Script developed by Second State run-llm.sh
is a command-line tool that allows you to quickly run open source large language models (LLMs) on your local device using a CLI and an OpenAI-compatible API server. This command-line application automatically downloads and installs the WasmEdge runtime, model files, and portable Wasm applications for inference. Users simply follow the command line prompts and select the desired options.
Run run-llm.sh
bash <(curl -sSfL 'https://code.flows.network/webhook/iwYN1SdN3AmPgR5ao5Gt/run-llm.sh')
Follow the prompts to install WasmEdge Runtime and download your favorite open source large model. You will then be asked if you wish to communicate with the model through the command line interface or through the web interface.
-
Command line interface: Just stay in the terminal. When you see a
[USER]
prompt, you can ask a question! -
Web UI: After installing a local web application and a local web server (written in Rust and running in WasmEdge), you will be asked to open http://127.0.0.1:8080 from your browser .
Click to view Web UI video
That's it.
The mechanism behind
run-llm.sh
The script uses a portable Wasm application to run a large language model in the WasmEdge Runtime. These applications are portable, so you can simply copy the wasm binary to another device with a different CPU or GPU and it will run perfectly fine. Different wasm applications are used for the CLI and web-based chat user interface.
command line interface
llama-chat.wasm
The application provides a command line based chat interface for large language models. It is written in simple Rust and you can find its source code here . No matter what device you're using, here's how to download the Wasm app.

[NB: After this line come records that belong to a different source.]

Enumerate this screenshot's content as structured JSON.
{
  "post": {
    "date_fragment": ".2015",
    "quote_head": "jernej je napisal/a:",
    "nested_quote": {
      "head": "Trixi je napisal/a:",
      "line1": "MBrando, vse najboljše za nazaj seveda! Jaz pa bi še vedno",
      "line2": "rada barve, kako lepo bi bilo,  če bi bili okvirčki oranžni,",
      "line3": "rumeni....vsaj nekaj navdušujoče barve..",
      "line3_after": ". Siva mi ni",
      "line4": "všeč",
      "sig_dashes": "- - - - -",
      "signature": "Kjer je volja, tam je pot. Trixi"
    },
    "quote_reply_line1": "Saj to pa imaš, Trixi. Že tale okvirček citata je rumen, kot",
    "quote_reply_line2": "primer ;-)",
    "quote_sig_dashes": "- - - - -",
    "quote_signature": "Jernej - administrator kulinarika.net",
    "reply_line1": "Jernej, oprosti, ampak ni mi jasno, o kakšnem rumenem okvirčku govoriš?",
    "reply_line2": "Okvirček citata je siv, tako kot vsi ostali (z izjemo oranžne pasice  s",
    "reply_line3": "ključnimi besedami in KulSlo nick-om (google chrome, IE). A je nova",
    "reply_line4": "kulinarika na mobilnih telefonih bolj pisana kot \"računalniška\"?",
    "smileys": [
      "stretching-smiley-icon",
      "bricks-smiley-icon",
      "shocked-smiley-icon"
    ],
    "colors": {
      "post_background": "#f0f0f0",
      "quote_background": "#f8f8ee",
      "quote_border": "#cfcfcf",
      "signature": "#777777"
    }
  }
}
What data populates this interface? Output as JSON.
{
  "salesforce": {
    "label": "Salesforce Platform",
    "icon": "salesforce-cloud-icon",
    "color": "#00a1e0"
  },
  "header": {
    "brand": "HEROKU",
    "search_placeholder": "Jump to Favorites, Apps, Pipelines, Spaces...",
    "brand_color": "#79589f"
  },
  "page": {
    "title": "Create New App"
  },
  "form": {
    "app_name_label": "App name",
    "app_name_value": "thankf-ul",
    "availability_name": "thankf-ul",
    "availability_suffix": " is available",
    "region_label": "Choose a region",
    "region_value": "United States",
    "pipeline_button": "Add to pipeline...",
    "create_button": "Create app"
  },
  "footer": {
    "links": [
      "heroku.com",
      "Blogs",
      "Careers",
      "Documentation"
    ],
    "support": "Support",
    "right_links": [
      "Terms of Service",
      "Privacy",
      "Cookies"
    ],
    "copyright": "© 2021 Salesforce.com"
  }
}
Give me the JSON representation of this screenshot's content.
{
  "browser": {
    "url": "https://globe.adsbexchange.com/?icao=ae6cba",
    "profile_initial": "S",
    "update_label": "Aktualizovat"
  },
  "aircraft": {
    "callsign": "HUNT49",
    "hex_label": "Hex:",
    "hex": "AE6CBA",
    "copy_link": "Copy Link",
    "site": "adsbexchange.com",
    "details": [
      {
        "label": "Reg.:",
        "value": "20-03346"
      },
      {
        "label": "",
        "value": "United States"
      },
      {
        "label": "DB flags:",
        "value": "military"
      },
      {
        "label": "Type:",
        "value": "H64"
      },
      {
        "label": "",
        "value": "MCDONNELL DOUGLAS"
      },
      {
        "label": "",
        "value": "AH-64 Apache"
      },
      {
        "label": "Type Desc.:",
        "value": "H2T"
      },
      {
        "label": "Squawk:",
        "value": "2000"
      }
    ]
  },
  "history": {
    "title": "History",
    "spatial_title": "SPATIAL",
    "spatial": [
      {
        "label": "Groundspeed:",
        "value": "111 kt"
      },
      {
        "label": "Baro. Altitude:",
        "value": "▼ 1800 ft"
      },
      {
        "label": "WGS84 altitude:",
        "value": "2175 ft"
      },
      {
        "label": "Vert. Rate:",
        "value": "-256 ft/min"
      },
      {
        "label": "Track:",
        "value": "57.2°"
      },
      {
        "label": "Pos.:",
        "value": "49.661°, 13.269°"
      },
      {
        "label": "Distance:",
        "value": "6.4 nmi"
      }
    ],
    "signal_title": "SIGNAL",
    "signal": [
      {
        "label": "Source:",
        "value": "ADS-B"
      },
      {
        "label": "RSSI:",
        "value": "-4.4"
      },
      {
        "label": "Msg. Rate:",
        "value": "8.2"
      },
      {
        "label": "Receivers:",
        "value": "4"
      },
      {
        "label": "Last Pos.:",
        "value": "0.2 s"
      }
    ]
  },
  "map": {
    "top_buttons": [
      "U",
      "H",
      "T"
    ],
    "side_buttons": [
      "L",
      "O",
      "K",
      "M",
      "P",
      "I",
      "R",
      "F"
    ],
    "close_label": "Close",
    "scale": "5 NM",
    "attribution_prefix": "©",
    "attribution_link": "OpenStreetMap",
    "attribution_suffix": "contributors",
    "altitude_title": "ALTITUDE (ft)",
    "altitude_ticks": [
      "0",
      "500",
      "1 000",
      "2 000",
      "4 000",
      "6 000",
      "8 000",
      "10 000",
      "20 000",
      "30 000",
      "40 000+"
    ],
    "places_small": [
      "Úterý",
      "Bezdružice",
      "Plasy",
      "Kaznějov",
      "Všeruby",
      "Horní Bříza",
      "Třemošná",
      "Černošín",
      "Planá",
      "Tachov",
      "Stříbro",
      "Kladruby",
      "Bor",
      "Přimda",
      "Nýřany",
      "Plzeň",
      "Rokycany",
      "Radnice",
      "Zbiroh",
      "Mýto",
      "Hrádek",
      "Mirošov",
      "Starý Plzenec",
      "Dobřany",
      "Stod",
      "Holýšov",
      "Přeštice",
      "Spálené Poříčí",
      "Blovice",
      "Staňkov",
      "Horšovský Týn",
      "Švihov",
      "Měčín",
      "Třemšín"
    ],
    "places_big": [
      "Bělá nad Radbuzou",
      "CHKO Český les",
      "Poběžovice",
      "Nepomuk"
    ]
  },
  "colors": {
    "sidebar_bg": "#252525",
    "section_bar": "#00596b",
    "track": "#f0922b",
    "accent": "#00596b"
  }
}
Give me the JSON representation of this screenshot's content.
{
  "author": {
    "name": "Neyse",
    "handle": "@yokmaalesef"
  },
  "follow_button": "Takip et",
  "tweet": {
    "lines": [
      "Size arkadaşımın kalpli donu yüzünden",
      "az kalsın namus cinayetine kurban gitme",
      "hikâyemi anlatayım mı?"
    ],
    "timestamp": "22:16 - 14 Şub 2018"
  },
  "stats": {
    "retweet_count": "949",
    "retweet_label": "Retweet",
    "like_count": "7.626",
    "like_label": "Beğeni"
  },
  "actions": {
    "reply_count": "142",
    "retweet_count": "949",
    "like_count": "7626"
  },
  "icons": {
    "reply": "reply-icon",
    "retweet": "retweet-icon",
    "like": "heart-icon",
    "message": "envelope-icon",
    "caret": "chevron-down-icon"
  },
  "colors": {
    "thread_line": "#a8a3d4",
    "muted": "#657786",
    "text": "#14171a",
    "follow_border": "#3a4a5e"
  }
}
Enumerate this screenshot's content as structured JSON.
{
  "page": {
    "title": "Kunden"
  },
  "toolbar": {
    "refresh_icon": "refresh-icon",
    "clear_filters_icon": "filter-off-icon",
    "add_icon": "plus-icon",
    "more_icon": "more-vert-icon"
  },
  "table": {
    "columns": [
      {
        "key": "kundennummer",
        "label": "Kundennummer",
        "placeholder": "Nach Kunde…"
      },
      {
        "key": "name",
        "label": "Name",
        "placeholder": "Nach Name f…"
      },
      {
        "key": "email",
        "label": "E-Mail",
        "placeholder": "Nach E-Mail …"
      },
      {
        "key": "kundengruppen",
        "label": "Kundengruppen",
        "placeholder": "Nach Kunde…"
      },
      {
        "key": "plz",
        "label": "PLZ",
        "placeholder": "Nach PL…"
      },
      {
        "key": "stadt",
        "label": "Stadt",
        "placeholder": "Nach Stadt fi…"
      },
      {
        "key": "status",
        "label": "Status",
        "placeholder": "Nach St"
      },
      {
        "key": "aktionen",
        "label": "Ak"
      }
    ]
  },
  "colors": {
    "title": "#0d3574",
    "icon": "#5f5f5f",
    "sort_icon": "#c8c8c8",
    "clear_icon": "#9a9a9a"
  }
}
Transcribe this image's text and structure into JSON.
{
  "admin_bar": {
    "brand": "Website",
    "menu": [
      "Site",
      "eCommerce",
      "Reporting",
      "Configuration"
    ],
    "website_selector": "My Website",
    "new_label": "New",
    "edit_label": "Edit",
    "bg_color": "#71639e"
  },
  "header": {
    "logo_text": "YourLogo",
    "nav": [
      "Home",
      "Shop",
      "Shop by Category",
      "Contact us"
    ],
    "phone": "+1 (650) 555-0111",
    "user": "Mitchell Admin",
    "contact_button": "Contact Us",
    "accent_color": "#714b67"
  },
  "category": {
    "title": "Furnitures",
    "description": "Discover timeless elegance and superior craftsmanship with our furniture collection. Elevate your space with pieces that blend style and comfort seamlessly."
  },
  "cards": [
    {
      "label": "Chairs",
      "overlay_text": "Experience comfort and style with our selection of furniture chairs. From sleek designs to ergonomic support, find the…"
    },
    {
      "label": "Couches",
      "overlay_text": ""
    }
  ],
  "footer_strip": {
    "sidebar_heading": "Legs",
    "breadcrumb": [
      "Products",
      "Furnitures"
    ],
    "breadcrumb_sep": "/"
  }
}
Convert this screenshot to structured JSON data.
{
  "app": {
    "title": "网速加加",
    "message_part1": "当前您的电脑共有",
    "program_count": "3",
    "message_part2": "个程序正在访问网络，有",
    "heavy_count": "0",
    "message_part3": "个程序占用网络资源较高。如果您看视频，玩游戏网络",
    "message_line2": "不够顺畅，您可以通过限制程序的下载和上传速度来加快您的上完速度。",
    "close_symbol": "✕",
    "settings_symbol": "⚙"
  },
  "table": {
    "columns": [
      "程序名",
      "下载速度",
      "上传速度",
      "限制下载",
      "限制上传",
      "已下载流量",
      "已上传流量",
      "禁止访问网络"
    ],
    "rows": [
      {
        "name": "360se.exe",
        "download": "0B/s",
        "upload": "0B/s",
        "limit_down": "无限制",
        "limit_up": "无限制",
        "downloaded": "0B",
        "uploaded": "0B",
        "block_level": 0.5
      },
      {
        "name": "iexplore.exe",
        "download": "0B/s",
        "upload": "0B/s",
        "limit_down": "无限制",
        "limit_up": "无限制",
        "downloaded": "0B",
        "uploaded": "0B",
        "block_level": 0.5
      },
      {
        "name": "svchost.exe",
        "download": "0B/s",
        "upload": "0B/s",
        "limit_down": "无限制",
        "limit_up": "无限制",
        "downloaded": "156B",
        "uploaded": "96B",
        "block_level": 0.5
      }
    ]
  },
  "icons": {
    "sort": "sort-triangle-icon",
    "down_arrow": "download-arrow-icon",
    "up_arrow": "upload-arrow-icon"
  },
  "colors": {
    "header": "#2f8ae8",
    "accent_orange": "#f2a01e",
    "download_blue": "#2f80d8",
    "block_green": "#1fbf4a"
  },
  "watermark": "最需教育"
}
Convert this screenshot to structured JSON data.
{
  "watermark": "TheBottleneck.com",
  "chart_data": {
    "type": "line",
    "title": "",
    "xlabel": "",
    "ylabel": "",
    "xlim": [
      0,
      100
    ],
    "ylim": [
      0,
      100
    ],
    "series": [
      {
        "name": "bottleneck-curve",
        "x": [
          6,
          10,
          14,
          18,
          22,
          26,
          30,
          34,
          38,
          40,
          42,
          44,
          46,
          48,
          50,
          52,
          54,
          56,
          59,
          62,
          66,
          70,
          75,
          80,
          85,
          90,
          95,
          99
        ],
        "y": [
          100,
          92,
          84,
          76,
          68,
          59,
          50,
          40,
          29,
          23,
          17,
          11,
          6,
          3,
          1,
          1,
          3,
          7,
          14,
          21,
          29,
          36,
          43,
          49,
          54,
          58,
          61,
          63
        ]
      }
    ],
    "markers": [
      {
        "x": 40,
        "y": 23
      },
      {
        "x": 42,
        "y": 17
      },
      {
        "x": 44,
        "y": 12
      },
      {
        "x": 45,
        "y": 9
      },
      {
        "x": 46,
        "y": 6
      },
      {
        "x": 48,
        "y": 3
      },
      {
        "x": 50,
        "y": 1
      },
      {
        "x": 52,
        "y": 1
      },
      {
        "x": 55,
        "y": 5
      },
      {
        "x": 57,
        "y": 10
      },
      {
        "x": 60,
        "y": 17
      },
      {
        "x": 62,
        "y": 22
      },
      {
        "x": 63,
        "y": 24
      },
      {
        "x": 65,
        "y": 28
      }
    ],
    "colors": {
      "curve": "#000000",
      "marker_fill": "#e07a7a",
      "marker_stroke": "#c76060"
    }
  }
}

curl -LO https://github.com/second-state/llama-utils/raw/main/chat/llama-chat.wasm
The script uses the following commands to run the Wasm application. -p
The parameter represents the chat template required by the model, which is used to format chat messages. You can find a list of models and their corresponding chat template names here .
wasmedge --dir .:. --nn-preload default:GGML:AUTO:llama-2-7b-chat.Q5_K_M.gguf llama-chat.wasm -p llama-2-chat
Web UI
llama-api-server.wasm
The application creates a web server that supports an API-based or web-based chat interface for the large language model. It is written in simple Rust and you can find its source code here . No matter what device you're using, here's how to download the Wasm app.
curl -LO https://github.com/second-state/llama-utils/raw/main/api-server/llama-api-server.wasm
The script uses the following commands to run the Wasm application. -p
The parameters represent the chat template required by the model to transform the chat message into a specific format. A list of models and their corresponding chat template names can be found here .
wasmedge --dir .:. --nn-preload default:GGML:AUTO:llama-2-7b-chat.Q5_K_M.gguf llama-api-server.wasm -p llama-2-chat
technology stack
As you can see, run-llm.sh
the application is written in Rust and compiled into Wasm, enabling cross-platform deployment. It provides a powerful alternative to Python-based AI inference. This way, we don't need to install complex Python packages or C++ toolchains.
The Rust program manages user input, tracks conversation history, converts text into LLM-specific chat templates, and runs inference operations using the WASI NN API . Rust is the language of AGI . The Rust + WasmEdge stack provides a unified cloud computing infrastructure from IoT devices to edge clouds to on-premises servers to public clouds. The main benefits are as follows.
- Lightweight. The total runtime size is 30MB, compared to Python's 4GB and Ollama's 350MB.
- fast. Achieve full native speed on the GPU.
- Portable. Single cross-platform binary on different CPUs, GPUs and operating systems.
- Safety. Sandbox and isolate execution on untrusted devices.
- Easy access to containers. Supported in Docker, containerd, Podman and Kubernetes.
- Compatible with OpenAI. Seamlessly integrated into the OpenAI tool ecosystem such as langchain, Llamaindex and flows.network .
Whether you are a developer, researcher, or AI enthusiast, run-llm.sh
we provide an efficient and accessible way to harness the power of state-of-the-art language models on your own device. Come and give it a try!